En dépit de quelques ouvertures du président vis-à-vis des médias en 2021, son gouvernement continue de considérer le travail en faveur des droits humains avec suspicion, et de sévères restrictions pèsent sur les droits, notamment sur la liberté d’expression.
Selon plusieurs rapports, le président et diverses autorités continuent d’ignorer les nombreuses disparitions forcées, tandis que les violences faites aux femmes, les enlèvements et les assassinats demeurent répandus. Les autorités burundaises ont oublié la lutte menée avant d’accéder au pouvoir et aujourd’hui, elles ne font rien pour garantir la stabilité et un avenir pour nos enfants. Il faut que cela change – sinon, ce sont les jeunes générations qui seront sacrifiées.
L’incarcération m’a permis de cerner les fléaux qui gangrènent le monde et je suis déterminé à trouver des solutions positives et durables, afin que tous nous puissions exercer nos droits et nos libertés. Après ma libération, j’ai fondé l’organisation Ensemble pour le Soutien des Défenseurs des Droits Humains en Danger (ESDDH).
En tant que victime, je sais combien les journalistes, les avocat·e·s, les défenseur·e·s des droits humains entre autres ont besoin d’être soutenus pour faire leur travail. À tous ceux qui subissent des persécutions politiques, je veux dire : restez forts et résilients, votre calvaire prendra fin un jour et vous aussi, vous pourrez recouvrer la liberté et retrouver vos familles.

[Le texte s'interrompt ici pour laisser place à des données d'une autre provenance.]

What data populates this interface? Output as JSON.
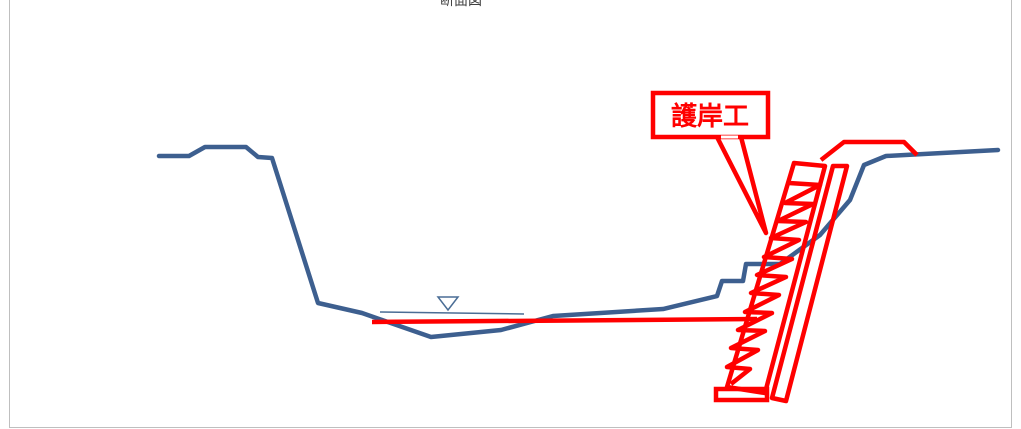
{
  "diagram": {
    "top_caption": "断面図",
    "revetment_label": "護岸工",
    "water_level_symbol": "▽",
    "colors": {
      "ground_line": "#3d5f8f",
      "revetment": "#ff0000",
      "water_line": "#4a6d95",
      "frame": "#bfbfbf"
    }
  }
}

Quant à tous ceux qui ont fait campagne en ma faveur pendant que j’étais en prison, je tiens à vous remercier. À tous les sympathisant·e·s d’Amnistie internationale qui ont mené plus de 436 292 actions pour mon cas, merci pour le soutien que vous m’avez apporté depuis le 20 novembre 2020 [lancement de la campagne Écrire, ça libère 2020], date qui est également l’anniversaire de mon plus jeune enfant, né quatre mois après mon arrestation. Je les encourage à soutenir d’autres victimes d’injustice et je veux que tout le monde sache que la campagne Écrire, ça libère a vraiment un impact positif. Grâce à leur soutien, moi, Germain Rukuki, suis sorti de prison encore plus déterminé à défendre les droits humains.
Germain Rukuki est un défenseur des droits humains et fondateur de l’organisation Ensemble pour le Soutien des Défenseurs des Droits Humains en Danger (ESDDH). Il a travaillé pour l’Action des chrétiens pour l’abolition de la torture (ACAT-Burundi) et l’Association des juristes catholiques du Burundi (AJCB).